The object replication process reads in these hash files, calculating any
invalidated hashes. It then transmits the hashes to each remote server that
should hold the partition, and only suffix directories with differing hashes
on the remote server are rsynced. After pushing files to the remote server,
the replication process notifies it to recalculate hashes for the rsynced
suffix directories.
Performance of object replication is generally bound by the number of uncached
directories it has to traverse, usually as a result of invalidated suffix
directory hashes. Using write volume and partition counts from our running
systems, it was designed so that around 2% of the hash space on a normal node
will be invalidated per day, which has experimentally given us acceptable
replication speeds.
Work continues with a new ssync method where rsync is not used at all and
instead all-Swift code is used to transfer the objects. At first, this ssync
will just strive to emulate the rsync behavior. Once deemed stable it will open
the way for future improvements in replication since we'll be able to easily
add code in the replication path instead of trying to alter the rsync code
base and distributing such modifications.

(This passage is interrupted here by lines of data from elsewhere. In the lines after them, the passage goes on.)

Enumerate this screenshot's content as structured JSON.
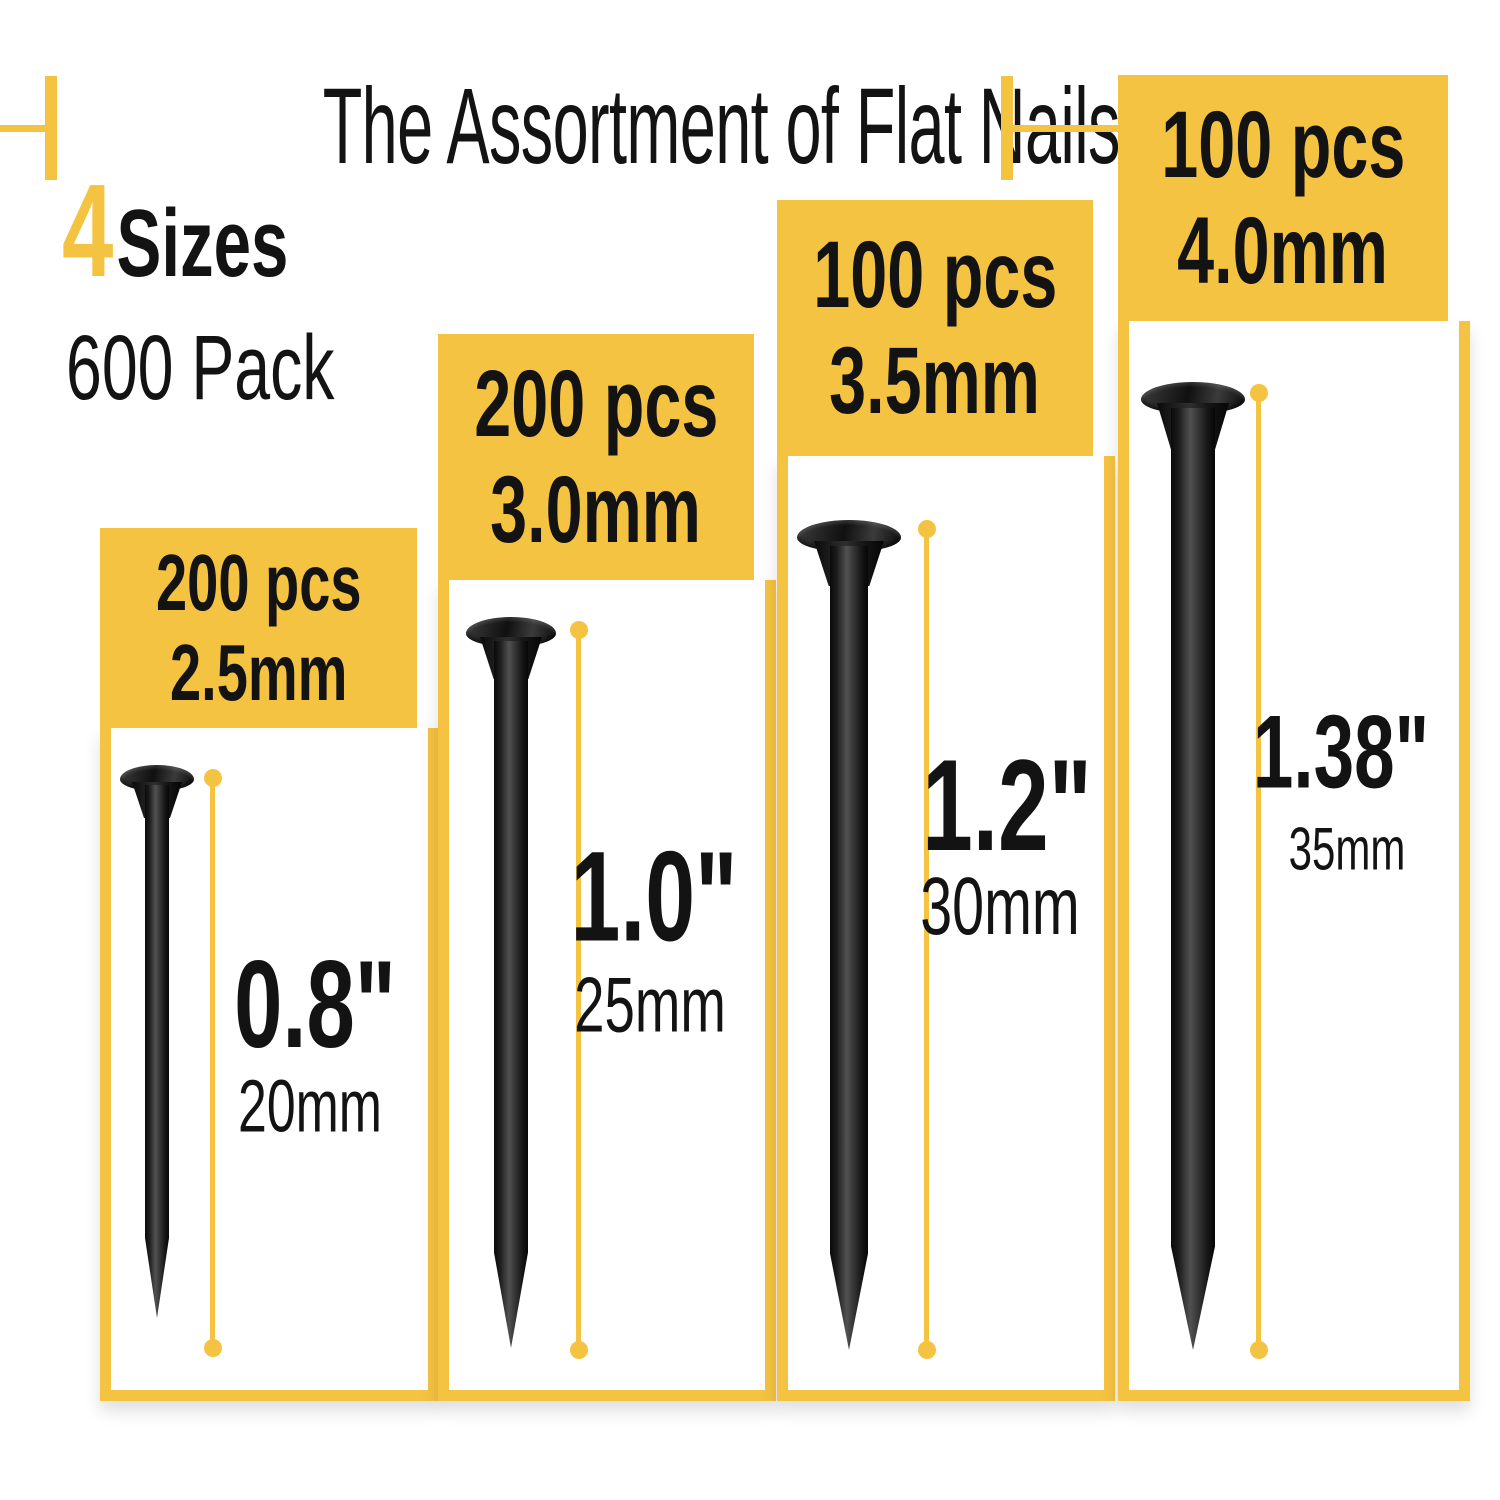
{
  "header": {
    "title": "The Assortment of Flat Nails",
    "sizes_count": "4",
    "sizes_word": "Sizes",
    "pack_label": "600 Pack"
  },
  "colors": {
    "accent": "#F5C342",
    "ink": "#131313"
  },
  "columns": [
    {
      "pcs": "200 pcs",
      "diameter": "2.5mm",
      "length_in": "0.8\"",
      "length_mm": "20mm"
    },
    {
      "pcs": "200 pcs",
      "diameter": "3.0mm",
      "length_in": "1.0\"",
      "length_mm": "25mm"
    },
    {
      "pcs": "100 pcs",
      "diameter": "3.5mm",
      "length_in": "1.2\"",
      "length_mm": "30mm"
    },
    {
      "pcs": "100 pcs",
      "diameter": "4.0mm",
      "length_in": "1.38\"",
      "length_mm": "35mm"
    }
  ]
}
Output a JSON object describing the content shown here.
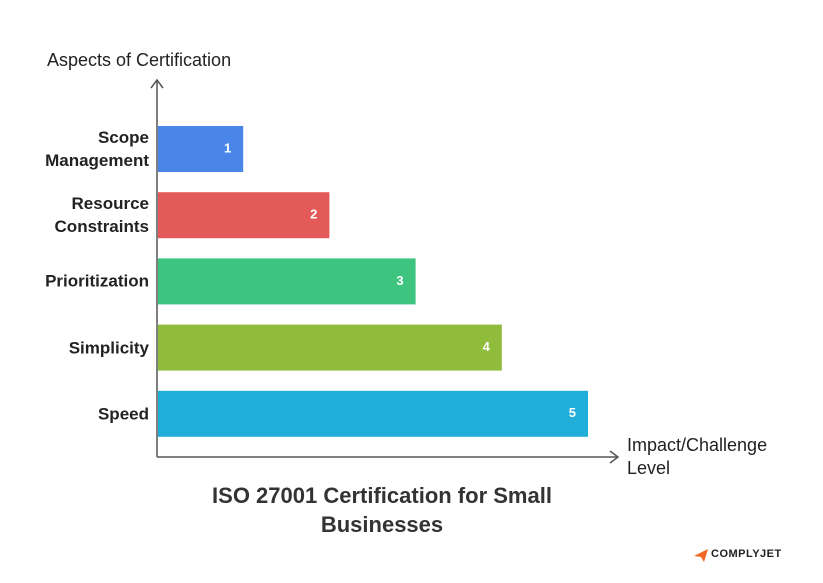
{
  "chart_data": {
    "type": "bar",
    "orientation": "horizontal",
    "title": "ISO 27001 Certification for Small Businesses",
    "y_label": "Aspects of Certification",
    "x_label": "Impact/Challenge Level",
    "categories": [
      "Scope Management",
      "Resource Constraints",
      "Prioritization",
      "Simplicity",
      "Speed"
    ],
    "values": [
      1,
      2,
      3,
      4,
      5
    ],
    "colors": [
      "#4a86e8",
      "#e45a58",
      "#3dc47f",
      "#8fbc3a",
      "#21aed8"
    ],
    "xlim": [
      0,
      5
    ]
  },
  "logo_text": "COMPLYJET"
}
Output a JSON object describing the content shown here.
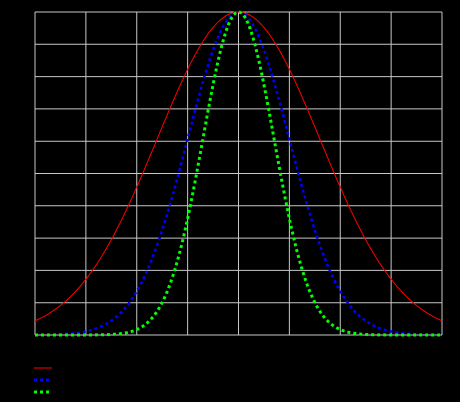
{
  "chart_data": {
    "type": "line",
    "title": "",
    "xlabel": "",
    "ylabel": "",
    "xlim": [
      -4,
      4
    ],
    "ylim": [
      0,
      1
    ],
    "grid": true,
    "legend": "bottom-left",
    "background": "#000000",
    "grid_color": "#c8c8c8",
    "series": [
      {
        "name": "",
        "color": "#ff0000",
        "style": "solid",
        "sigma": 1.6,
        "x": [
          -4,
          -3.5,
          -3,
          -2.5,
          -2,
          -1.5,
          -1,
          -0.5,
          0,
          0.5,
          1,
          1.5,
          2,
          2.5,
          3,
          3.5,
          4
        ],
        "y": [
          0.04,
          0.09,
          0.17,
          0.3,
          0.46,
          0.64,
          0.82,
          0.95,
          1.0,
          0.95,
          0.82,
          0.64,
          0.46,
          0.3,
          0.17,
          0.09,
          0.04
        ]
      },
      {
        "name": "",
        "color": "#0000ff",
        "style": "dotted",
        "sigma": 1.0,
        "x": [
          -4,
          -3.5,
          -3,
          -2.5,
          -2,
          -1.5,
          -1,
          -0.5,
          0,
          0.5,
          1,
          1.5,
          2,
          2.5,
          3,
          3.5,
          4
        ],
        "y": [
          0.0,
          0.0,
          0.01,
          0.04,
          0.14,
          0.32,
          0.61,
          0.88,
          1.0,
          0.88,
          0.61,
          0.32,
          0.14,
          0.04,
          0.01,
          0.0,
          0.0
        ]
      },
      {
        "name": "",
        "color": "#00ff00",
        "style": "dotted",
        "sigma": 0.7,
        "x": [
          -4,
          -3.5,
          -3,
          -2.5,
          -2,
          -1.5,
          -1,
          -0.5,
          0,
          0.5,
          1,
          1.5,
          2,
          2.5,
          3,
          3.5,
          4
        ],
        "y": [
          0.0,
          0.0,
          0.0,
          0.0,
          0.02,
          0.1,
          0.36,
          0.77,
          1.0,
          0.77,
          0.36,
          0.1,
          0.02,
          0.0,
          0.0,
          0.0,
          0.0
        ]
      }
    ]
  }
}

One of the first improvements planned is an "index.db" that will replace the
hashes.pkl. This will allow quicker updates to that data as well as more
streamlined queries. Quite likely we'll implement a better scheme than the
current one hashes.pkl uses (hash-trees, that sort of thing).
Another improvement planned all along the way is separating the local disk
structure from the protocol path structure. This separation will allow ring
resizing at some point, or at least ring-doubling.
FOR NOW, IT IS NOT RECOMMENDED TO USE SSYNC ON PRODUCTION CLUSTERS. Some of us
will be in a limited fashion to look for any subtle issues, tuning, etc. but
generally ssync is an experimental feature. In its current implementation it is
probably going to be a bit slower than RSync, but if all goes according to plan
it will end up much faster.
-----------------------------
Dedicated replication network
-----------------------------
Swift has support for using dedicated network for replication traffic.
For more information see :ref:`Overview of dedicated replication network
<Dedicated-replication-network>`.